We didn't think that was good enough. Not for the place where you store your most private numbers: how much you earn, what you owe, where you spend, and what you're saving for.
What Zero-Knowledge Actually Means
Zero-Knowledge means exactly what it says: we, as the service provider, have zero knowledge of your data. Your information is encrypted on your device before it ever touches our servers. The encryption keys are derived from a master password that only you know. We don't store it. We can't reset it. We can't hand it over to anyone.
We built this using a two-layer encryption architecture: a Key Encryption Key (KEK) derived from your master password via PBKDF2 with 600,000 iterations, and a Data Encryption Key (DEK) that actually encrypts your records with AES-256-GCM. Even if someone gained access to our database, all they would see is meaningless ciphertext.
This changes everything.
With v4.0.0, we ripped out the old data model and replaced it with a Zero-Knowledge Vault. Every. Single. Module. Encrypted. Nobody — not us, not Google, not a government subpoena — can read your data.
The 12-Word Recovery Mnemonic
But what if you forget your master password? We can't reset it for you — that would defeat the purpose. Instead, we generate a 12-word mnemonic recovery phrase using cryptographically secure random values when you first set up your vault. Write it down, store it somewhere safe, and you can always recover your data even if you lose your device or forget your password.
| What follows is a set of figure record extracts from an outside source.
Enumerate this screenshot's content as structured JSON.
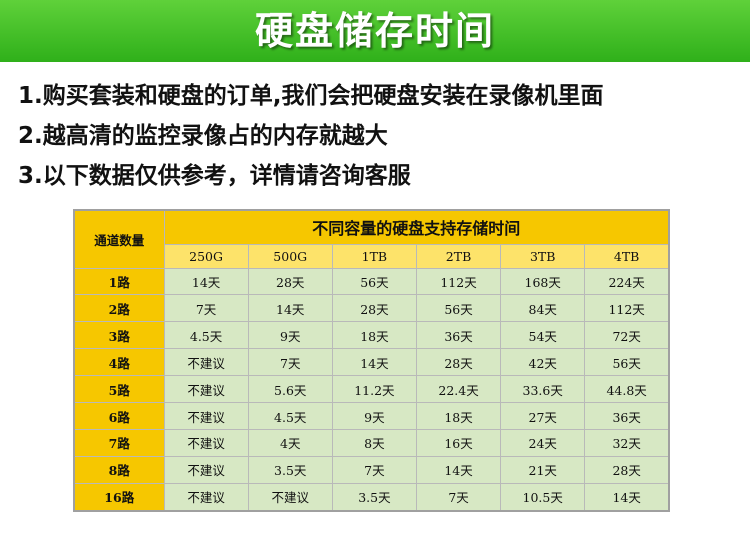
{
  "banner": {
    "title": "硬盘储存时间",
    "bg_color": "#3cbf25"
  },
  "notes": [
    "1.购买套装和硬盘的订单,我们会把硬盘安装在录像机里面",
    "2.越高清的监控录像占的内存就越大",
    "3.以下数据仅供参考，详情请咨询客服"
  ],
  "table": {
    "channel_header": "通道数量",
    "group_header": "不同容量的硬盘支持存储时间",
    "capacities": [
      "250G",
      "500G",
      "1TB",
      "2TB",
      "3TB",
      "4TB"
    ],
    "rows": [
      {
        "channel": "1路",
        "values": [
          "14天",
          "28天",
          "56天",
          "112天",
          "168天",
          "224天"
        ]
      },
      {
        "channel": "2路",
        "values": [
          "7天",
          "14天",
          "28天",
          "56天",
          "84天",
          "112天"
        ]
      },
      {
        "channel": "3路",
        "values": [
          "4.5天",
          "9天",
          "18天",
          "36天",
          "54天",
          "72天"
        ]
      },
      {
        "channel": "4路",
        "values": [
          "不建议",
          "7天",
          "14天",
          "28天",
          "42天",
          "56天"
        ]
      },
      {
        "channel": "5路",
        "values": [
          "不建议",
          "5.6天",
          "11.2天",
          "22.4天",
          "33.6天",
          "44.8天"
        ]
      },
      {
        "channel": "6路",
        "values": [
          "不建议",
          "4.5天",
          "9天",
          "18天",
          "27天",
          "36天"
        ]
      },
      {
        "channel": "7路",
        "values": [
          "不建议",
          "4天",
          "8天",
          "16天",
          "24天",
          "32天"
        ]
      },
      {
        "channel": "8路",
        "values": [
          "不建议",
          "3.5天",
          "7天",
          "14天",
          "21天",
          "28天"
        ]
      },
      {
        "channel": "16路",
        "values": [
          "不建议",
          "不建议",
          "3.5天",
          "7天",
          "10.5天",
          "14天"
        ]
      }
    ],
    "colors": {
      "header": "#f6c700",
      "subheader": "#fde36a",
      "cell": "#d7e8c4"
    }
  }
}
This is the same approach used by cryptocurrency wallets, and for the same reason: when you hold the keys, you hold the power. We simply provide the infrastructure.
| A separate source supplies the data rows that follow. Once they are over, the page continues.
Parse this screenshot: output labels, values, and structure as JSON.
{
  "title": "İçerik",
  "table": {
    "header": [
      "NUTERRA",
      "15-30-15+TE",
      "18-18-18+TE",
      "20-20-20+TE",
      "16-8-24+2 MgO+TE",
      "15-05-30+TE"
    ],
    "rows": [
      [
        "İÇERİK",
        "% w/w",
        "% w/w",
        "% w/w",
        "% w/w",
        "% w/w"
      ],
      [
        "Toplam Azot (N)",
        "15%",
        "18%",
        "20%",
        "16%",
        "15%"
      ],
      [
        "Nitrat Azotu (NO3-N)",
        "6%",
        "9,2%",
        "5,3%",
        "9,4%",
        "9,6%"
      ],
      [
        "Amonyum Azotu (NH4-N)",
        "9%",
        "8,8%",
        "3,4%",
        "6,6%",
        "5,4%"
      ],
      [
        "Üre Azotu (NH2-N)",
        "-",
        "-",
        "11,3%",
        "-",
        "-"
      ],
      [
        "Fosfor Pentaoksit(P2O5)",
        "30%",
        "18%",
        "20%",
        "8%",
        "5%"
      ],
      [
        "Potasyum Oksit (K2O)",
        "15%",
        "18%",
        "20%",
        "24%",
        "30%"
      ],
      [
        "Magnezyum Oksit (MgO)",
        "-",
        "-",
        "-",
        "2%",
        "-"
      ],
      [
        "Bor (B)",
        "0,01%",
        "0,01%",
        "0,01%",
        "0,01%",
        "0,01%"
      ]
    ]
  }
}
Why This Matters for an Expense Tracker
You might think, 'It's just expenses. Who cares?' But your spending patterns reveal everything about you: where you live, where you work, your health concerns, your relationships, your habits. That data is valuable — to advertisers, to data brokers, to bad actors. By making it technically impossible for us to access your data, we remove that risk entirely.
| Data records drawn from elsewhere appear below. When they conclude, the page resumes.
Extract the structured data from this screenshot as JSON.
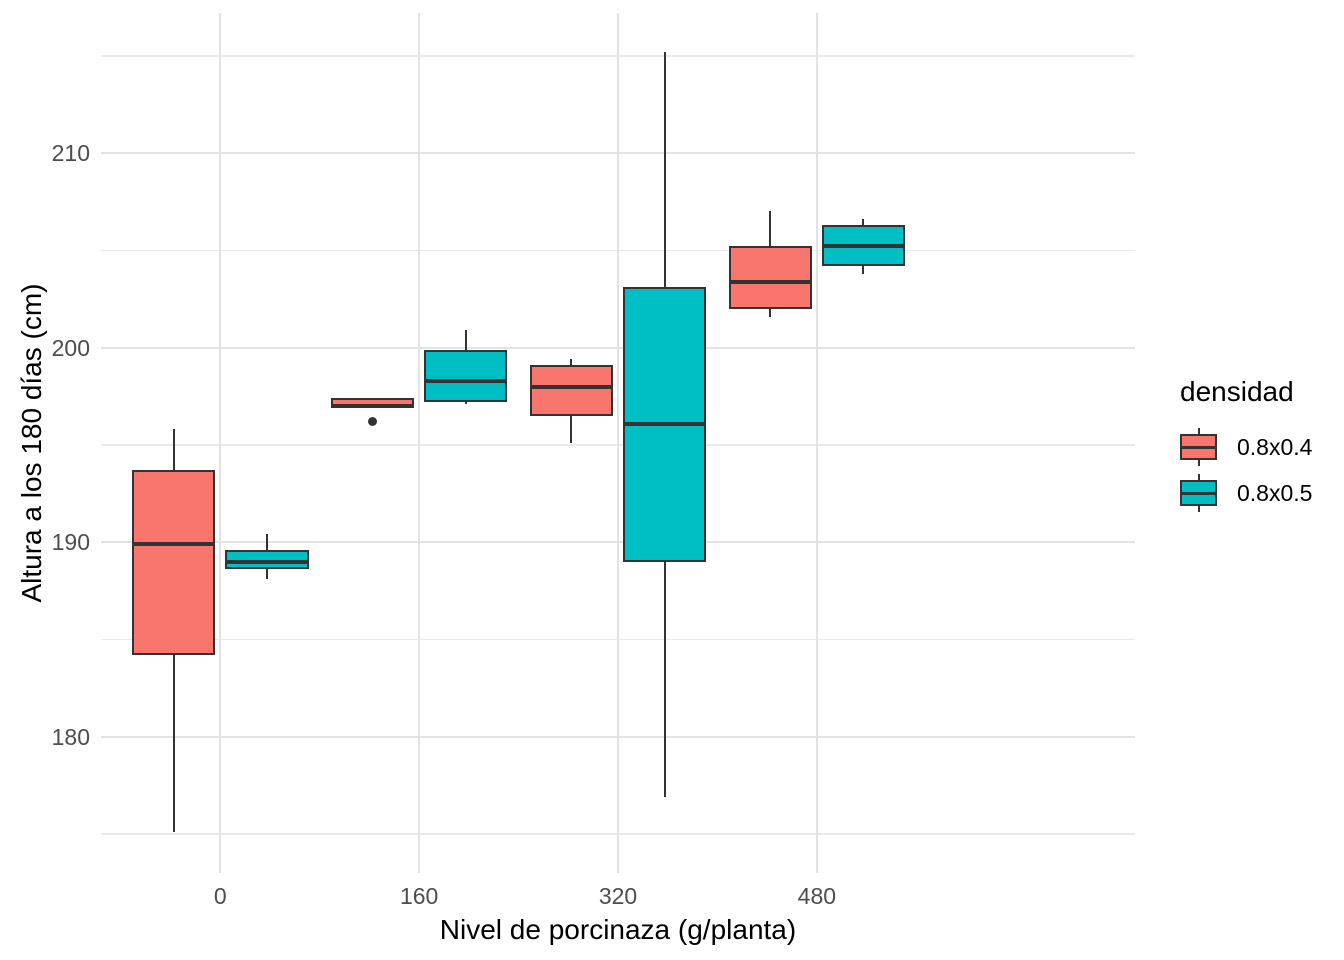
{
  "chart_data": {
    "type": "boxplot",
    "title": "",
    "xlabel": "Nivel de porcinaza (g/planta)",
    "ylabel": "Altura a los 180 días (cm)",
    "x_categories": [
      "0",
      "160",
      "320",
      "480"
    ],
    "y_major_ticks": [
      180,
      190,
      200,
      210
    ],
    "y_minor_ticks": [
      175,
      185,
      195,
      205,
      215
    ],
    "ylim": [
      173.0,
      217.2
    ],
    "grid": {
      "horizontal_major": true,
      "horizontal_minor": true,
      "vertical_major_at_categories": true,
      "vertical_minor": false
    },
    "legend": {
      "title": "densidad",
      "position": "right",
      "entries": [
        {
          "label": "0.8x0.4",
          "color": "#F8766D"
        },
        {
          "label": "0.8x0.5",
          "color": "#00BFC4"
        }
      ]
    },
    "series": [
      {
        "name": "0.8x0.4",
        "color": "#F8766D",
        "boxes": [
          {
            "category": "0",
            "whisker_min": 175.1,
            "q1": 184.2,
            "median": 189.9,
            "q3": 193.7,
            "whisker_max": 195.8,
            "outliers": []
          },
          {
            "category": "160",
            "whisker_min": 197.0,
            "q1": 197.0,
            "median": 197.0,
            "q3": 197.4,
            "whisker_max": 197.4,
            "outliers": [
              196.2
            ]
          },
          {
            "category": "320",
            "whisker_min": 195.1,
            "q1": 196.5,
            "median": 198.0,
            "q3": 199.1,
            "whisker_max": 199.4,
            "outliers": []
          },
          {
            "category": "480",
            "whisker_min": 201.6,
            "q1": 202.0,
            "median": 203.4,
            "q3": 205.2,
            "whisker_max": 207.0,
            "outliers": []
          }
        ]
      },
      {
        "name": "0.8x0.5",
        "color": "#00BFC4",
        "boxes": [
          {
            "category": "0",
            "whisker_min": 188.1,
            "q1": 188.6,
            "median": 189.0,
            "q3": 189.6,
            "whisker_max": 190.4,
            "outliers": []
          },
          {
            "category": "160",
            "whisker_min": 197.1,
            "q1": 197.2,
            "median": 198.3,
            "q3": 199.9,
            "whisker_max": 200.9,
            "outliers": []
          },
          {
            "category": "320",
            "whisker_min": 176.9,
            "q1": 189.0,
            "median": 196.1,
            "q3": 203.1,
            "whisker_max": 215.2,
            "outliers": []
          },
          {
            "category": "480",
            "whisker_min": 203.8,
            "q1": 204.2,
            "median": 205.2,
            "q3": 206.3,
            "whisker_max": 206.6,
            "outliers": []
          }
        ]
      }
    ]
  }
}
This isn't just a feature. It's a statement of values. We believe that privacy isn't a premium add-on. It's the foundation.
What We Built
The Zero-Knowledge Vault launched in version 4.0.0 and now protects every module in the app: expenses, budgets, debts, lendings, goals, subscriptions, investments, contacts, notes, and even your file storage. It includes single-session enforcement (logging in from a new device invalidates the old one), RAM-only key management, and secure IndexedDB caching with device fingerprinting.
We also completed a comprehensive security audit of the cryptographic core and fixed four critical vulnerabilities before launch. Because when it comes to your money, 'good enough' isn't good enough.